Capítulo cem: Vários desencontros

Armadura Voadora da Seita Mo O gordo que monta o porco 2565 palavras 2026-03-31 12:59:06

Narciso Silencioso estava realmente furiosa.

Ela não era burra. Se fosse, como poderia ter se tornado uma assassina profissional tão famosa no ramo? Claro, os serviços que aceitava não se limitavam a assassinatos, mas, fosse qual fosse o tipo de trabalho, nada tinha a ver com estupidez.

Isso mesmo, Narciso Silencioso era uma assassina de aluguel. Mais precisamente, uma mercenária dentro daquele jogo, a serviço de quem estivesse disposto a pagar bem. Esses serviços geralmente se restringiam a derrotar chefes, cumprir missões, matar gente e coisas do gênero — e todos tinham preços nada modestos.

Seu nome verdadeiro também não era Narciso Silencioso, nem seu nível era trinta e cinco. Mas ela possuía um tesouro capaz de fazer com que os outros vissem apenas os dados fictícios que ela apresentava. É claro, a duração do tesouro era limitada e o tempo de recarga, absurdamente longo; ainda assim, ela achava que aquele intervalo era mais do que suficiente.

Seduzir Pinheiro e Sicômoro, fazê-lo ajudá-la a enfrentar aquele chefão e então atacá-lo pelas costas... que plano de assassinato perfeito! Narciso Silencioso achava que apenas uma mulher perfeita, com inteligência, beleza e força reunidas, seria capaz de executar um plano tão simples e, ao mesmo tempo, tão eficiente.

E então ela acabou ficando completamente sem saber o que fazer.

Ela veio assassinar Pinheiro e Sicômoro por encomenda de uma Lâmina no Céu. Do outro lado lhe forneceram os dados básicos daquele jogador, a localização exata onde ele se encontrava e até prometeram coordenadas a qualquer momento, dentro de meia hora. Com tantas facilidades, ela achou que, se não derrubasse aquele jogador, estaria sendo ingrata consigo mesma.

Mas, quando viu aquele Pinheiro e Sicômoro, ainda assim levou um susto.

Velocidade assustadora, poder de ataque monstruoso! Embora o dossiê de uma Lâmina no Céu já mencionasse algo nesse sentido, parecia que aquelas informações precisavam urgentemente de atualização. A força daquele sujeito era ainda maior do que diziam as lendas!

Enfrentá-lo de frente não lhe daria grandes chances de vitória. Mas o que ela viera fazer ali?
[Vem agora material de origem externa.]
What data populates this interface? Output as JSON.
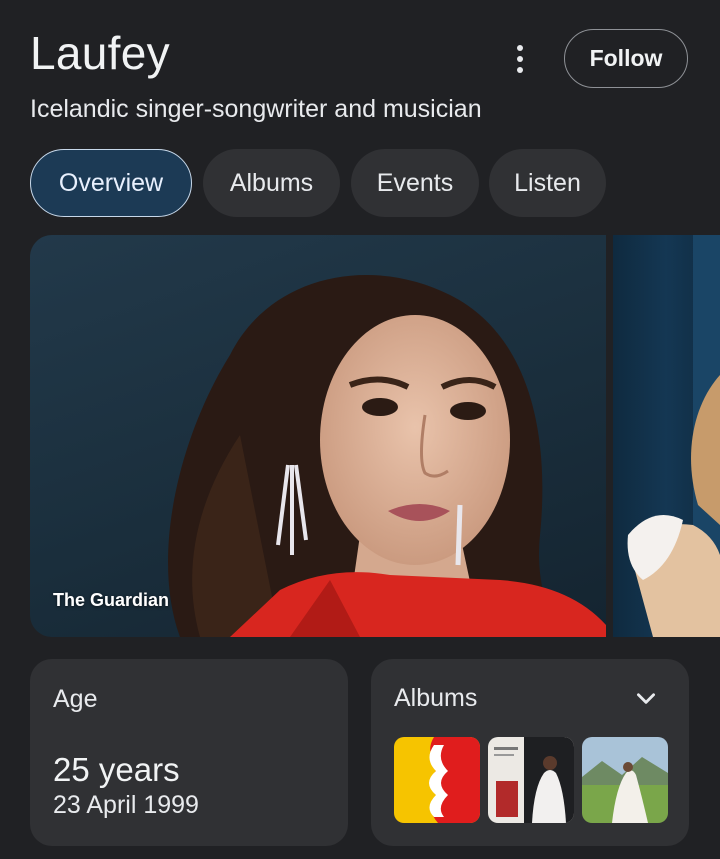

Assassinar, ora! Quem é que fazia uma emboscada saindo para trocar golpes de frente com o alvo? Por isso, ela arquitetou aquele plano perfeito, preparando-se para esperar o momento certo e eliminar Pinheiro e Sicômoro com um único golpe. Em relação à própria capacidade de matar instantaneamente, ela tinha plena confiança.

Mas, até aquele momento, não havia encontrado a oportunidade certa. Como a vigilância daquele homem podia ser tão absurda? Ao ver um chefão correndo atrás de uma bela mulher, sua primeira reação não foi agir como herói e salvá-la, mas sim sair correndo! Mesmo quando ela pediu socorro, ele ainda teve a cara de pau de só se preocupar com os itens deixados pelo chefe!

Depois, com muito esforço, conseguiu entrar para o grupo dele e arrancar uma mínima parcela de confiança. Quando parecia que finalmente daria certo, aquele maldito chefão apareceu para atrapalhar tudo! E, principalmente, aquele sujeito! Não tinha nem um pingo de cavalheirismo? Simplesmente saiu da frente e a deixou exposta ao chefão!

Não é à toa que uma Lâmina no Céu quis assassiná-lo. Esse sujeito merecia morrer!

Às vezes, realmente não havia como argumentar com uma mulher. E homens como Pinheiro e Sicômoro eram justamente o tipo de pessoa com quem até as mulheres perdiam a capacidade de discutir com lógica... por isso Narciso Silencioso se convencia ainda mais de que precisava acabar com aquele sujeito.

Mesmo que não fosse pelo dinheiro, só pelo comportamento dele já valeria a pena fazê-lo morrer uma vez!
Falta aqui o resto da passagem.